At each moment the rational faculty knows which judgments are negotiable and which are not. This is not stubbornness. It is structural orientation — the faculty is always standing somewhere, and foundationalism is the operation that keeps it standing on the same ground from one moment to the next. When a new impression arrives that conflicts with a first principle, the operation produces immediate resistance rather than immediate accommodation. The faculty recognizes: this cannot move me because I am already committed to what contradicts it. Without this operation every new argument is potentially destabilizing.


Correspondence Theory of Truth in Operation

When the rational faculty makes a value judgment it implicitly submits that judgment to a standard outside itself. The operation is one of referral — the judgment points away from the faculty's preferences and toward how things actually are. This means that at every moment of judgment the faculty holds open the possibility that it is wrong, not because truth is uncertain but because the faculty's grasp of truth is always fallible. Error is not a perspective; it is a miss. When this operation is functioning the faculty never experiences its value claims as expressions of what it happens to prefer. It experiences them as attempts to get something right.


Moral Realism in Operation

At each moment the rational faculty treats the distinction between virtue and vice as a distinction in the furniture of the world, not in the customs of a community. When it encounters an act, a disposition, or a judgment, the faculty classifies it as genuinely good, genuinely bad, or genuinely indifferent — and the classification carries ontological weight, not social weight. The operation is one of serious attribution: the faculty means what it says when it calls something evil. It is not reporting a preference or a cultural norm. It is identifying a feature. Without this operation moral language becomes rhetoric, and the faculty knows it has become rhetoric, which undermines every subsequent moral act.
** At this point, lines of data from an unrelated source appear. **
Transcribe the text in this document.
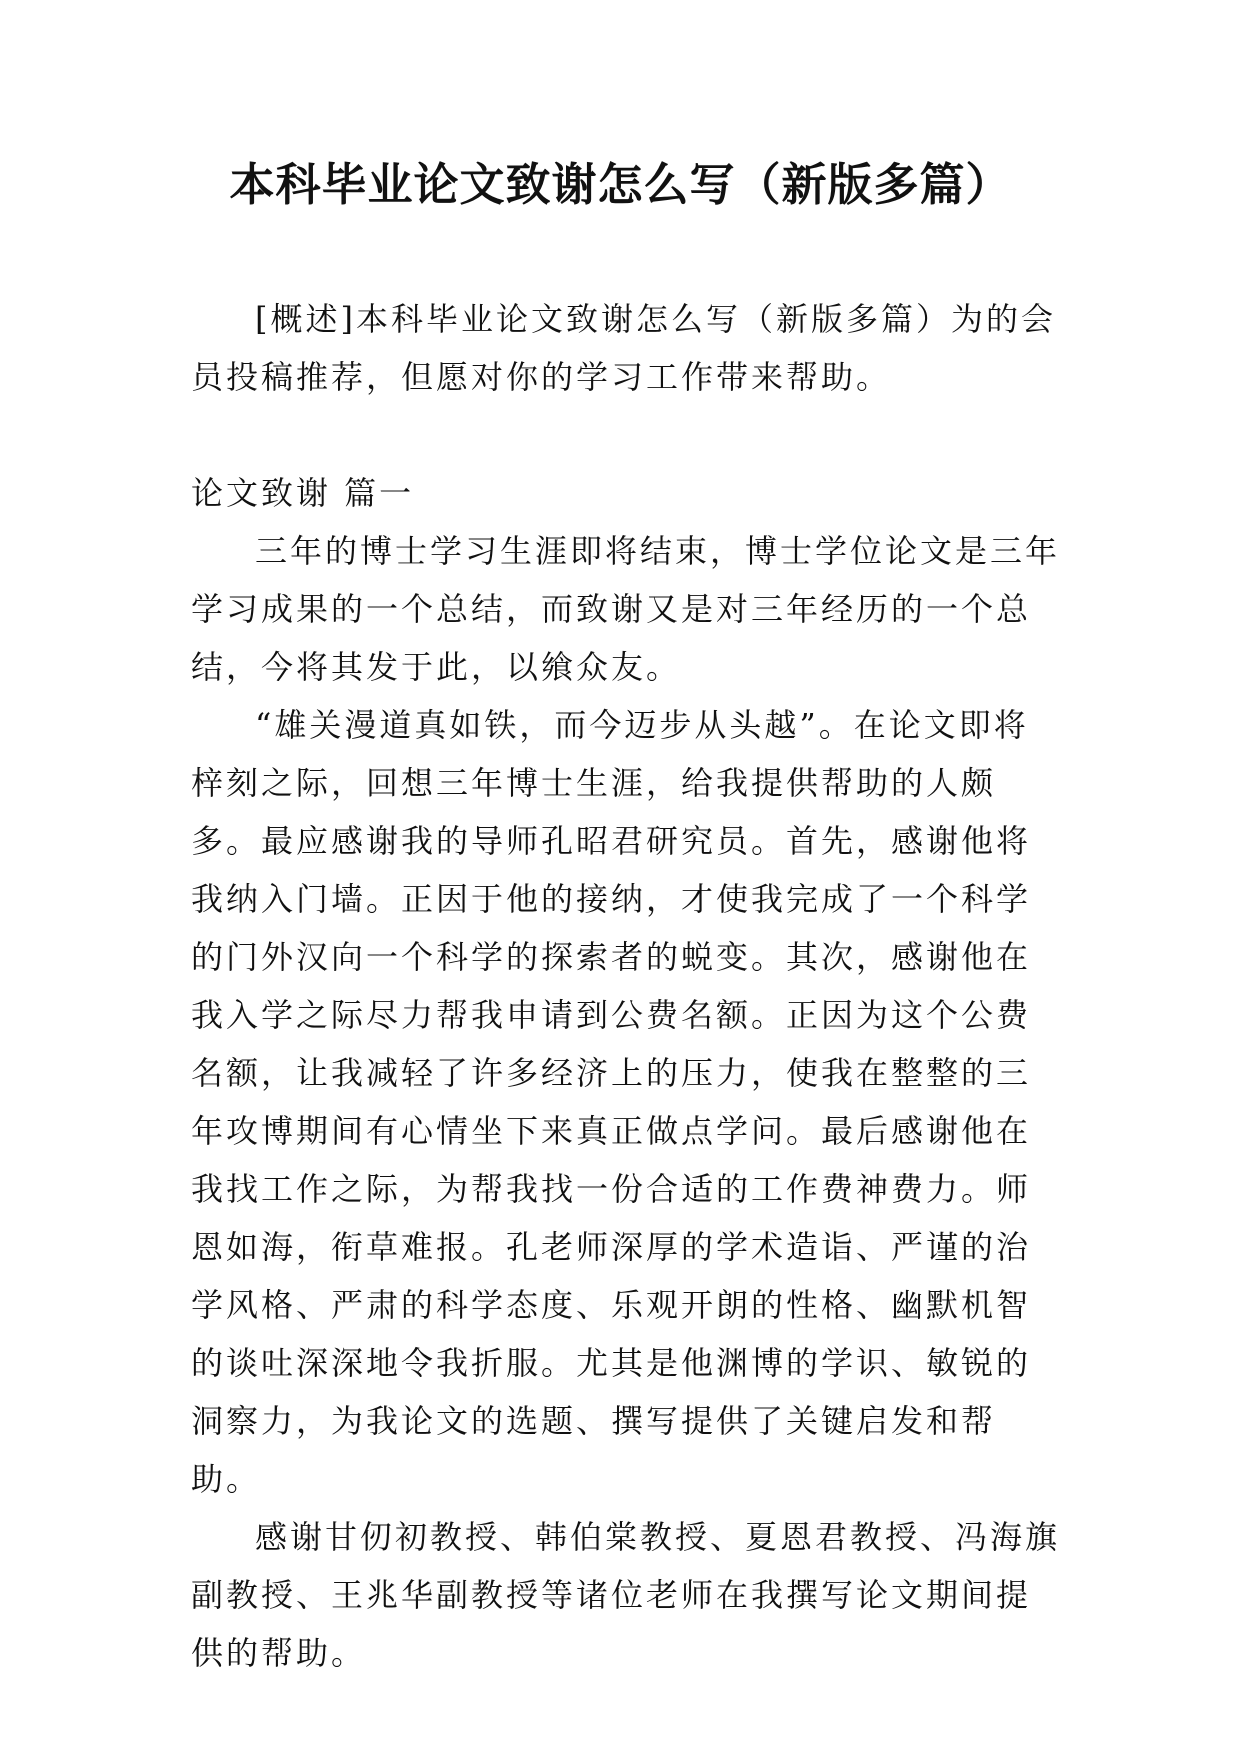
本科毕业论文致谢怎么写（新版多篇）

[概述]本科毕业论文致谢怎么写（新版多篇）为的会员投稿推荐，但愿对你的学习工作带来帮助。

论文致谢 篇一

三年的博士学习生涯即将结束，博士学位论文是三年学习成果的一个总结，而致谢又是对三年经历的一个总结，今将其发于此，以飨众友。

“雄关漫道真如铁，而今迈步从头越”。在论文即将梓刻之际，回想三年博士生涯，给我提供帮助的人颇多。最应感谢我的导师孔昭君研究员。首先，感谢他将我纳入门墙。正因于他的接纳，才使我完成了一个科学的门外汉向一个科学的探索者的蜕变。其次，感谢他在我入学之际尽力帮我申请到公费名额。正因为这个公费名额，让我减轻了许多经济上的压力，使我在整整的三年攻博期间有心情坐下来真正做点学问。最后感谢他在我找工作之际，为帮我找一份合适的工作费神费力。师恩如海，衔草难报。孔老师深厚的学术造诣、严谨的治学风格、严肃的科学态度、乐观开朗的性格、幽默机智的谈吐深深地令我折服。尤其是他渊博的学识、敏锐的洞察力，为我论文的选题、撰写提供了关键启发和帮助。

感谢甘仞初教授、韩伯棠教授、夏恩君教授、冯海旗副教授、王兆华副教授等诸位老师在我撰写论文期间提供的帮助。
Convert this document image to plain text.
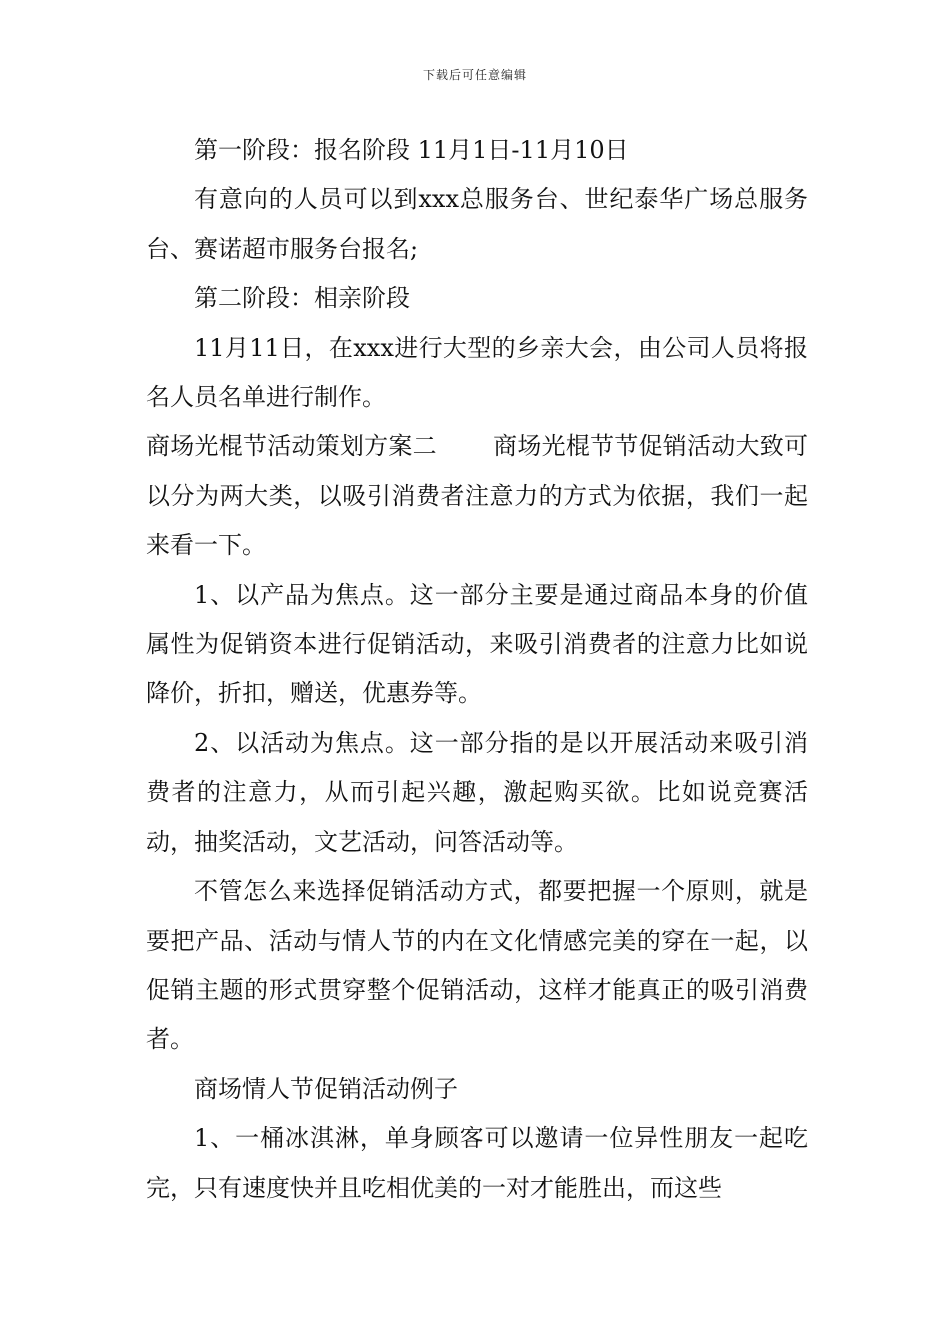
下载后可任意编辑

第一阶段：报名阶段 11月1日-11月10日

有意向的人员可以到xxx总服务台、世纪泰华广场总服务台、赛诺超市服务台报名;

第二阶段：相亲阶段

11月11日，在xxx进行大型的乡亲大会，由公司人员将报名人员名单进行制作。

商场光棍节活动策划方案二 商场光棍节节促销活动大致可以分为两大类，以吸引消费者注意力的方式为依据，我们一起来看一下。

1、以产品为焦点。这一部分主要是通过商品本身的价值属性为促销资本进行促销活动，来吸引消费者的注意力比如说降价，折扣，赠送，优惠券等。

2、以活动为焦点。这一部分指的是以开展活动来吸引消费者的注意力，从而引起兴趣，激起购买欲。比如说竞赛活动，抽奖活动，文艺活动，问答活动等。

不管怎么来选择促销活动方式，都要把握一个原则，就是要把产品、活动与情人节的内在文化情感完美的穿在一起，以促销主题的形式贯穿整个促销活动，这样才能真正的吸引消费者。

商场情人节促销活动例子

1、一桶冰淇淋，单身顾客可以邀请一位异性朋友一起吃完，只有速度快并且吃相优美的一对才能胜出，而这些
These six operations are not sequential steps. They run simultaneously as aspects of a single functioning rational faculty. Dualism locates the faculty. Free will structures its agency. Intuitionism directs its moral attention. Foundationalism stabilizes its ground. Correspondence theory keeps it honest about error. Moral realism gives its judgments genuine weight. A faculty in which all six are operating is one that can assent, withhold, judge, and act without the constant leakage into reaction, calculation, drift, or performance that marks a faculty in which one or more are failing.